Net income was $238 million, or 20 cents a share, in the second quarter, compared with $205 million, or 17 cents a share, a year earlier.
Analysts had expected 19 cents a share, according to Thomson Reuters I/B/E/S.
Revenue at San Francisco-based Schwab rose 10 percent to $1.19 billion, meeting analysts’ average forecast.
“Although the economic recovery is progressing slower than hoped, clients remain solidly engaged with their investments, as cash holdings at Schwab have declined to pre-crisis levels,” Chief Executive Walt Bettinger said in a statement.
Client assets enrolled in Schwab retail advisory offerings were up 20 percent to $113 billion, while total advised assets rose 17 percent to $811 billion.

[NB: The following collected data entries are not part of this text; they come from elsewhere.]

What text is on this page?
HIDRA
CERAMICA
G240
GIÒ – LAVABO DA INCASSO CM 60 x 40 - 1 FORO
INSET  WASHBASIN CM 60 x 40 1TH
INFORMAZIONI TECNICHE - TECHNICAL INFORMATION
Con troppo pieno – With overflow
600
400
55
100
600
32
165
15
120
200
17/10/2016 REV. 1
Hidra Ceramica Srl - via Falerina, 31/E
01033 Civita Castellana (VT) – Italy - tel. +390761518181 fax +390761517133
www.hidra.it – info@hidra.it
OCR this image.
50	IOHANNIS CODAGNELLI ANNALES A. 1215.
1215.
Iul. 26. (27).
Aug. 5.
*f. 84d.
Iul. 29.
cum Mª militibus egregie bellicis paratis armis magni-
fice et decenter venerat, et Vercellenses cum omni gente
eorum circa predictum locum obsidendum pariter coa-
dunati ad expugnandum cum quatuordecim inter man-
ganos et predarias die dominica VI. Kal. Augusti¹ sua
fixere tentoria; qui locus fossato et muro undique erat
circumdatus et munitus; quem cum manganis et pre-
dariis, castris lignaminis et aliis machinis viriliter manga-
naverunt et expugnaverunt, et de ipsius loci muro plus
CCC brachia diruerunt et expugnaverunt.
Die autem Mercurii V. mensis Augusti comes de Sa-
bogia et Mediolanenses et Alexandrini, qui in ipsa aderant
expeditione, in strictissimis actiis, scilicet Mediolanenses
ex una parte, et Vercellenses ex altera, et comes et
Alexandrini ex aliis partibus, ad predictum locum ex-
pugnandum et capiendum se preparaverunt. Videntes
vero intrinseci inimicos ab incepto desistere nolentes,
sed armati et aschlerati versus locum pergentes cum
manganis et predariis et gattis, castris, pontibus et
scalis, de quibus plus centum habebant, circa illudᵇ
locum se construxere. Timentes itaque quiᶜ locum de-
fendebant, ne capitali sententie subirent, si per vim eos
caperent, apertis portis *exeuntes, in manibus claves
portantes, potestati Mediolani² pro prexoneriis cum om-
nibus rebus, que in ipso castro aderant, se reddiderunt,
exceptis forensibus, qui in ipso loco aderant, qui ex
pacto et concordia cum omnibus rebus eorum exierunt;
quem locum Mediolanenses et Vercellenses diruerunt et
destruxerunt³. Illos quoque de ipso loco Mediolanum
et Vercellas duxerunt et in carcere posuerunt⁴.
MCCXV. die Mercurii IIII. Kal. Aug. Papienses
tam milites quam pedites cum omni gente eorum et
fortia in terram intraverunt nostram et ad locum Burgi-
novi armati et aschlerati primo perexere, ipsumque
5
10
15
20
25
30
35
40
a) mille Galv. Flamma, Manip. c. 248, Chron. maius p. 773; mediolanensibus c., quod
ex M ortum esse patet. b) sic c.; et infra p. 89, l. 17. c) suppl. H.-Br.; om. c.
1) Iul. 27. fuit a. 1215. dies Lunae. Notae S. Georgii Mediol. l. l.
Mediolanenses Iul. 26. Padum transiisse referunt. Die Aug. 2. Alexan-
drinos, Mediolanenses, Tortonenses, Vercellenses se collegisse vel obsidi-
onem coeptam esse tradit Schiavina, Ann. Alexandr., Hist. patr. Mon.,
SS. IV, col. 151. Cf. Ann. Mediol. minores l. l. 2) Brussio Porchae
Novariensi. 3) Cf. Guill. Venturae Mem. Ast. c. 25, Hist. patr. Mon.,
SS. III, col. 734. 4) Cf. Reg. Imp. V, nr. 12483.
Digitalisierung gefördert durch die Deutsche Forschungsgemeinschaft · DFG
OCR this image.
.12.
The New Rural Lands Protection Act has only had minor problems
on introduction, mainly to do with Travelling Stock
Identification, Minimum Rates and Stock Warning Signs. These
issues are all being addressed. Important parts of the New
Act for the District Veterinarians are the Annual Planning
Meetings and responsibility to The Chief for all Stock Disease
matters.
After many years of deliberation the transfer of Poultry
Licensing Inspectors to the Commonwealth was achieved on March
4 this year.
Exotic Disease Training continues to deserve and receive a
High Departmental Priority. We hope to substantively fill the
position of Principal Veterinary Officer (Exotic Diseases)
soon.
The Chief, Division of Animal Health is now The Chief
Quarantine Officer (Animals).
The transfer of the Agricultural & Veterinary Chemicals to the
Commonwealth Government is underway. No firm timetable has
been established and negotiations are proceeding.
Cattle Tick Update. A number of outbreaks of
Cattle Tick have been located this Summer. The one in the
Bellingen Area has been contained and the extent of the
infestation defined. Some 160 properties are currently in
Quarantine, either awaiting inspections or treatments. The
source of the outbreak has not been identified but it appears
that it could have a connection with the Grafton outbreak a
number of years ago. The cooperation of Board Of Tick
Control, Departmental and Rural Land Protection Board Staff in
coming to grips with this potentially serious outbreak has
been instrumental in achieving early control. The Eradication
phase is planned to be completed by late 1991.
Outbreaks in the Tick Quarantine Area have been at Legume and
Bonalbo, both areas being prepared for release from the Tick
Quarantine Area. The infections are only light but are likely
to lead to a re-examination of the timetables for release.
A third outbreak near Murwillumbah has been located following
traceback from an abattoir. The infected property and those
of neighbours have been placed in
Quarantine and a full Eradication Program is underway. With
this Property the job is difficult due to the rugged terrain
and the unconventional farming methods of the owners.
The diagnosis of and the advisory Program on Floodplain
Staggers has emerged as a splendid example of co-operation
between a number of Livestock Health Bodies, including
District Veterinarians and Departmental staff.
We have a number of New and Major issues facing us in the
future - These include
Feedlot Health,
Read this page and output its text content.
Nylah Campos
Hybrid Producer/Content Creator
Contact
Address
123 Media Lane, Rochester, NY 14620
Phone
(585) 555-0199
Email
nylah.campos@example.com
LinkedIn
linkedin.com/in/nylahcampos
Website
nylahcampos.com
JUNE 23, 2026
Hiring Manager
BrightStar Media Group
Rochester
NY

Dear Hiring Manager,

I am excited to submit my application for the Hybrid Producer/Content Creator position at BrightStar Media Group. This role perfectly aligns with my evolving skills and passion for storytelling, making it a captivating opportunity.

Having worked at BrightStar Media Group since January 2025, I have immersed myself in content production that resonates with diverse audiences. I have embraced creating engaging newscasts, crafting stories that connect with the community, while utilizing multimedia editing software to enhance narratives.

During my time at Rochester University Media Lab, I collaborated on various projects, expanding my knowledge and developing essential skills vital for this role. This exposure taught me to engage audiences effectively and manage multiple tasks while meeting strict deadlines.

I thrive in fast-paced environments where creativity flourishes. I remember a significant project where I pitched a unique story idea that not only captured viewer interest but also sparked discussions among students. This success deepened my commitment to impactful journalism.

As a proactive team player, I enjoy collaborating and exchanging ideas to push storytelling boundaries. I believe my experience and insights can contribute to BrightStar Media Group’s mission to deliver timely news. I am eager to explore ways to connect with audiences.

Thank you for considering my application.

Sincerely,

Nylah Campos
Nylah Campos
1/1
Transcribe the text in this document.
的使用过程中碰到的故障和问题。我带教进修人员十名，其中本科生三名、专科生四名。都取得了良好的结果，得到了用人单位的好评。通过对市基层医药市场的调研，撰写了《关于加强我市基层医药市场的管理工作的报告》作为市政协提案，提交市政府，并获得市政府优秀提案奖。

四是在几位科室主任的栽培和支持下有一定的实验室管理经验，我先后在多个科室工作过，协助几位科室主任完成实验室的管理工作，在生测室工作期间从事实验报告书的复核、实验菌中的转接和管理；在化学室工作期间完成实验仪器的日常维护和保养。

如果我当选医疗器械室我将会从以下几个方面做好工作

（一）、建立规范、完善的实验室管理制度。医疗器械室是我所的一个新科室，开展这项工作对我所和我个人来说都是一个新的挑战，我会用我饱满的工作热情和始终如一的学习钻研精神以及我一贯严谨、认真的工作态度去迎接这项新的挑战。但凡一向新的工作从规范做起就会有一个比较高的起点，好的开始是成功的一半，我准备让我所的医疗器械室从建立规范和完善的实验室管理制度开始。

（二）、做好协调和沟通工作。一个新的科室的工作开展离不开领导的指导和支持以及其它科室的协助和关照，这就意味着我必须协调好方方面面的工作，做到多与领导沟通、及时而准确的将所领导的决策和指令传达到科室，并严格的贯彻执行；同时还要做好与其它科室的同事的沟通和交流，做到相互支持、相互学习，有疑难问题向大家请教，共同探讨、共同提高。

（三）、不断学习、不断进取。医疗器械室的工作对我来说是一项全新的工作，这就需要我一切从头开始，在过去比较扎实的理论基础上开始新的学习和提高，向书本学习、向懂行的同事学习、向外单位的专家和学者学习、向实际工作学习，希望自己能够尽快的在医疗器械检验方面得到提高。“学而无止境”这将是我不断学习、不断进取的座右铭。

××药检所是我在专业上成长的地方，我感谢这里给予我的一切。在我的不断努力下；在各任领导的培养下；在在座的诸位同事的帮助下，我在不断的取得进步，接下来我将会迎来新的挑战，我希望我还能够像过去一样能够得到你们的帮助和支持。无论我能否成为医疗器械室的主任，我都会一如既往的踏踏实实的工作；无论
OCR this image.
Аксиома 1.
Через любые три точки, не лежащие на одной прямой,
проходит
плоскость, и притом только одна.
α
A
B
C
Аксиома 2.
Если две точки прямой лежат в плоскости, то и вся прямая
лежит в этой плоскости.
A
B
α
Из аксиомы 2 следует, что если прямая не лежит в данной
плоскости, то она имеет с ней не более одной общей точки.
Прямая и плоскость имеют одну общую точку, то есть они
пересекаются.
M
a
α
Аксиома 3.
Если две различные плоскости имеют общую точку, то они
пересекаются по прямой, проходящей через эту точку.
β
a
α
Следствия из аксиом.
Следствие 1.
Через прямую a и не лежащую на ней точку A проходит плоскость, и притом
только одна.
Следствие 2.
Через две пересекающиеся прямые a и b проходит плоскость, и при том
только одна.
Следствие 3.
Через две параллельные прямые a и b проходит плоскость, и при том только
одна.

Daily average trades, a widely watched measure of client activity, were down 9 percent from a year earlier and down 16 percent from the first quarter this year, to 397,100.
Investors pay close attention to “retail” trading activity as reported by the online brokers because it serves as a barometer for market sentiment. If small investors are making trades and putting money into stock funds, the theory goes, market valuations will rise.
Investors have been shaken by the earthquake and tsunami in Japan, sovereign debt problems in Europe and a sputtering U.S. economic recovery.
Schwab said average revenue per trade rose 1 percent to $12.23 in the second quarter.
It said it had net new assets of $15.4 billion, up 10 percent from a year earlier when the firm recorded a large clearing outflow.